Ces matériaux ont été caractérisés par retrait, absorption d’eau et diffraction par rayon X. L’objectif de ces travaux est de démontrer que le mélange de 60 % en poids de PS et de 40 % en poids de GC, lui-même mélangé avec des quantités choisies de matières premières naturelles, peut être utilisé pour la production de tuiles. De plus, l’objectif peut être atteint en utilisant des matériaux différents, la quantité spécifique utilisée dépendant de leur composition chimique.
Matériaux et méthodes
La boue de papier (PS) obtenue à partir de papier recyclé a tout d’abord été cuite au four à 150 °C pendant 24 heures puis incinérée à 850 °C pendant 2 heures ; le matériau résultant, réduit en poudre grossière, a été mélangé avec un calcin de verre (GC) obtenu à partir de lampes néon (sans mercure) recyclées. Les argiles naturelles utilisées pour équilibrer les mélanges ont été les suivantes : une argile rouge contenant du quartzite (RC), une argile jaune contenant du quartzite (YC) et un kaolin « haute pureté » (K). La composition des matériaux décrits ci-dessus, obtenue par spectrométrie d’émission en plasma induit couplée à un spectromètre de masse (Spectro Mass 2000 ICP-MS), est décrite dans le tableau ci-dessous.
Composition chimique des matériaux
Le tableau ci-dessous illustre la composition et les références des échantillons préparés.
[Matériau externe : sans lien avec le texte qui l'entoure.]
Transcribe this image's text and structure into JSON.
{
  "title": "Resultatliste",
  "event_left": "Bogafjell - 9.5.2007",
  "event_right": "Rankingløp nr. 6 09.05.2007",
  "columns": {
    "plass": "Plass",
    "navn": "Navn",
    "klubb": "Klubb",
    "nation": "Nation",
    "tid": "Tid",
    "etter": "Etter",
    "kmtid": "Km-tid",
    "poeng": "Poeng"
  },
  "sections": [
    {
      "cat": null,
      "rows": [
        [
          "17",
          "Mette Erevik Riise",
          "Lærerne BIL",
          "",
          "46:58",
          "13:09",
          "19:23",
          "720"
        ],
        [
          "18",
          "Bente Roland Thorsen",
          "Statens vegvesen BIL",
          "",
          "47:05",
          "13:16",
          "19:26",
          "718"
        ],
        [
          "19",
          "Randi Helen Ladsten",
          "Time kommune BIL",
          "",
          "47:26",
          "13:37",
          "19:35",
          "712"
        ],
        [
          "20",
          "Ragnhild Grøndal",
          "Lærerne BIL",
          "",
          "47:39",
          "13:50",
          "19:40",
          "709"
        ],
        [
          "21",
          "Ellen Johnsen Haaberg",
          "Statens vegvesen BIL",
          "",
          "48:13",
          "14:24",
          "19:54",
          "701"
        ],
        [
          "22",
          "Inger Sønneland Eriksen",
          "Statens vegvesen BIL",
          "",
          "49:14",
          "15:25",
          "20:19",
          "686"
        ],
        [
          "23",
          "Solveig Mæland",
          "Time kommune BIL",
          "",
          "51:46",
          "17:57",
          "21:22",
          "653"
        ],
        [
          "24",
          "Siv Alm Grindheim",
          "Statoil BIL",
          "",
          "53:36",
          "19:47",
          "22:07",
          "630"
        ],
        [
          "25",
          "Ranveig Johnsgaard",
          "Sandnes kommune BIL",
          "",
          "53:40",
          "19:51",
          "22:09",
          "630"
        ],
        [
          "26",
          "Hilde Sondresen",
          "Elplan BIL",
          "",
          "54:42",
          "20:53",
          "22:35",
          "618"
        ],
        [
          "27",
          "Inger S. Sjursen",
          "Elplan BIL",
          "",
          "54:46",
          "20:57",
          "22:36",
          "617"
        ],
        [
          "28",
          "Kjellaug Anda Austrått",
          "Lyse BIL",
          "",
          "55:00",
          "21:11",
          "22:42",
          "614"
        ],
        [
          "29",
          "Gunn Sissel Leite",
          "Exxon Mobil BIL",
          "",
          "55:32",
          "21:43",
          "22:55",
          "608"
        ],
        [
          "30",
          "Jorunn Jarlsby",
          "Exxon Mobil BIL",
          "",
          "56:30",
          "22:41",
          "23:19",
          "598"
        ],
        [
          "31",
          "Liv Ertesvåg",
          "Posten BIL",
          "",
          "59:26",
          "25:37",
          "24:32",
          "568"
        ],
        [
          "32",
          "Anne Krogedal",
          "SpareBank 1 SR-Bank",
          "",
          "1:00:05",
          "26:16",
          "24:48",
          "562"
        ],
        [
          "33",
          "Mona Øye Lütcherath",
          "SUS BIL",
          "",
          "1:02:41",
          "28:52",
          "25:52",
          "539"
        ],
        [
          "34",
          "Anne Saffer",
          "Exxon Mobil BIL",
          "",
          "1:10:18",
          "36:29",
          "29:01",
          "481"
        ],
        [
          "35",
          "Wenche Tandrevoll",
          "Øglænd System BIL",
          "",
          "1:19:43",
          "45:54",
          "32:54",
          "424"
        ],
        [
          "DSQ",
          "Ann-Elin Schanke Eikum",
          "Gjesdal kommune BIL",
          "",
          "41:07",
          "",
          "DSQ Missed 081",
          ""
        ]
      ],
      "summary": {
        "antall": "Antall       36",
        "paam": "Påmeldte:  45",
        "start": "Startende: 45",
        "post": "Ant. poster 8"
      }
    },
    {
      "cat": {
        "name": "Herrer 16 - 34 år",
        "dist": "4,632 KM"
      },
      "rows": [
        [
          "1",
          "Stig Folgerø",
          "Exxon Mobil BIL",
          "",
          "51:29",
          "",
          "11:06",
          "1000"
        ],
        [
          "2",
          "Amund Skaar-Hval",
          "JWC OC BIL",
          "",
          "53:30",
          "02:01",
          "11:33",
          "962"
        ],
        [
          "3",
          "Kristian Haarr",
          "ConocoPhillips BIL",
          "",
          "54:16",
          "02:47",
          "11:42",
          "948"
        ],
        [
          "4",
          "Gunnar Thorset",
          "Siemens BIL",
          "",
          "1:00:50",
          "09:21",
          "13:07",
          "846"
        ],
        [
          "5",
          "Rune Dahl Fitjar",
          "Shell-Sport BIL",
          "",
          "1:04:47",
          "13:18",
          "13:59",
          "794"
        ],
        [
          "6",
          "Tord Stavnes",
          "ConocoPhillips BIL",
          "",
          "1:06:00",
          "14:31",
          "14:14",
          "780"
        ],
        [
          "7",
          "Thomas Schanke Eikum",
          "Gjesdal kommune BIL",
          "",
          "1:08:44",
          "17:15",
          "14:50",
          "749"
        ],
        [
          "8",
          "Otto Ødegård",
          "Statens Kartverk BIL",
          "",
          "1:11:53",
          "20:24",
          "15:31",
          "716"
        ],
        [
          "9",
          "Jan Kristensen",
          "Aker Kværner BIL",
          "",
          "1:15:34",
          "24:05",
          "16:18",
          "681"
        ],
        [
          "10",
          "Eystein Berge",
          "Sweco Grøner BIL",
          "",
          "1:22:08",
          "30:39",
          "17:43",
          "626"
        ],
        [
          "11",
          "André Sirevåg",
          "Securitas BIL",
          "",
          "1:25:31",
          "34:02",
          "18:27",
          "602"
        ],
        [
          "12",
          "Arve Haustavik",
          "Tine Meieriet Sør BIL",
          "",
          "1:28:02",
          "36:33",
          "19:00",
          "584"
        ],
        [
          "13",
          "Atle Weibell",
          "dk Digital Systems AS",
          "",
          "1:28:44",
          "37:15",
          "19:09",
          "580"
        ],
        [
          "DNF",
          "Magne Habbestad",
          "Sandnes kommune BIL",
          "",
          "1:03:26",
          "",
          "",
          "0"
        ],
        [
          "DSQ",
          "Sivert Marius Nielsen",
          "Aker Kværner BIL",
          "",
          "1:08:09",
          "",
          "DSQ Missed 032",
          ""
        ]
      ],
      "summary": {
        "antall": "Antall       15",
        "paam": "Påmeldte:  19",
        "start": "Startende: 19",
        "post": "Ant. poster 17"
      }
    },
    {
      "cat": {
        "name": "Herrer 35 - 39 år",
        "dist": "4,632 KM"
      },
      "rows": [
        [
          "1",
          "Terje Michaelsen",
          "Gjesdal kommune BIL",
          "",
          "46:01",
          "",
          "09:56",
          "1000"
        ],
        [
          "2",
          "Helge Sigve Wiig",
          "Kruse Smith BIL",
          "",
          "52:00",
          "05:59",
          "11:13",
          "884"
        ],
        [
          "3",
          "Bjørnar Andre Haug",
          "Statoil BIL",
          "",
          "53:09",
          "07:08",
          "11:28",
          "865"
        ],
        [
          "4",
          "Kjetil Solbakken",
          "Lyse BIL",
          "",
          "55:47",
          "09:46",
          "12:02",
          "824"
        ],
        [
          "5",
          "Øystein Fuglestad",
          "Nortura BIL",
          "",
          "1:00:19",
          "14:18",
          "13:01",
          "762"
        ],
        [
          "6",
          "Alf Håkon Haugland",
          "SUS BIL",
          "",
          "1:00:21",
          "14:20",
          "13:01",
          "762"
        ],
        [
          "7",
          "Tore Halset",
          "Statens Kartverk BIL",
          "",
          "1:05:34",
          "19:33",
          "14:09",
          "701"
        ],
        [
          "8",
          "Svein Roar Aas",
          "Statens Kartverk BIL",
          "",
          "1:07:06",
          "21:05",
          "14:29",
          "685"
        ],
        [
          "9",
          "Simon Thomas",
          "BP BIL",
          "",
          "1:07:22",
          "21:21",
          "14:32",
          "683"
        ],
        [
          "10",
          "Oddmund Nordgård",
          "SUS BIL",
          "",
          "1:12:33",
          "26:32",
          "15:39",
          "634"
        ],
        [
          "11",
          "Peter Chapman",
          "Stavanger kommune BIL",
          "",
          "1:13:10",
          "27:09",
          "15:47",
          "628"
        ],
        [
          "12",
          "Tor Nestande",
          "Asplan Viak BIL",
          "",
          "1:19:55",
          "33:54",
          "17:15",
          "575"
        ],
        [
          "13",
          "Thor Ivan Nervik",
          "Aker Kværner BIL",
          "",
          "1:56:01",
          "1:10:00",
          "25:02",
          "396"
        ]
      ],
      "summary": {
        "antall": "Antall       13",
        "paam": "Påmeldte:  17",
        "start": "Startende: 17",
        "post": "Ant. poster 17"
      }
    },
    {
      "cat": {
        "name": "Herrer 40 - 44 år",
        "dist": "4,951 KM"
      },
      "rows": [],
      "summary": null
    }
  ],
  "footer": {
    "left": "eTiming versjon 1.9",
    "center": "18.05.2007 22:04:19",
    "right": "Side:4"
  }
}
Les mélanges (70 g de poudre) ont été homogénéisés par moulin à billes pendant 24 heures. Les boues ont été ensuite séchées au four pendant 24 heures à 80 °C. Après broyage, la distribution de la taille des particules des poudres est évaluée au moyen d’un granulomètre par diffraction laser (Horiba LA950). Les courbes PSD sont présentées avec une abscisse logarithmique ; les poudres séchées ont été criblées à travers un tamis de 200 μm et pressées à 100 MPa (pressage uniaxial) pour fournir des échantillons parallélépipédiques (5 x 5 x 50mm3) devant être analysés (retrait et absorption d’eau).
Composition des échantillons préparés
Les expériences de frittage sont menées à l’air libre, par un four électrique à moufle, à des températures comprises entre 1040 et 1 140 °C, par intervalles de 20 °C et avec une vitesse de chauffe et de refroidissement de 20 °C/min et un palier d’une heure. Le retrait à la cuisson a été évalué à l’aide d’un pied à coulisse, ainsi que la dimension la plus longue des échantillons (55 mm pour les échantillons non cuits) en utilisant le rapport (h0-h1)/h0 (0 et 1 se rapportent aux dimensions de l’échantillon avant et après frittage).
L’absorption d’eau a été déterminée en suivant la norme EN99; en accord avec cette norme, les échantillons frittés ont été pesés à l’air libre (W1), puis placés dans un bécher couvert et l’eau a été portée à ébullition pendant 2 heures. Après ébullition, les échantillons ont été refroidis dans l’eau jusqu’à température ambiante, séchés avec un tissu et pesés une nouvelle fois (W2). L’absorption d’eau a été mesurée par la formule suivante : W (%) = [(W2 - W1)/W1] x 100.
Les phases cristallines des composants de départ et de ceux des matériaux cuits ont été identifiées par diffraction X (XRD), au moyen d’un Panalytical X’pert Pro Detector X’celerator ; la radiation monochromatique CuKα1 (40 kV, 40 mA) a été utilisée. La présence de quartz, de nontronite, de halloysite et de kaolinite a été identifiée dans l’argile rouge tandis que de la silice et de la kaolinite ont été détectées dans l’argile jaune. Le kaolin contient principalement de la kaolinite ainsi que des petites quantités de quartz. La PS incinérée contient une grande quantité de carbonate de calcium et une quantité limitée d’illite/montmorillonite et de coésite.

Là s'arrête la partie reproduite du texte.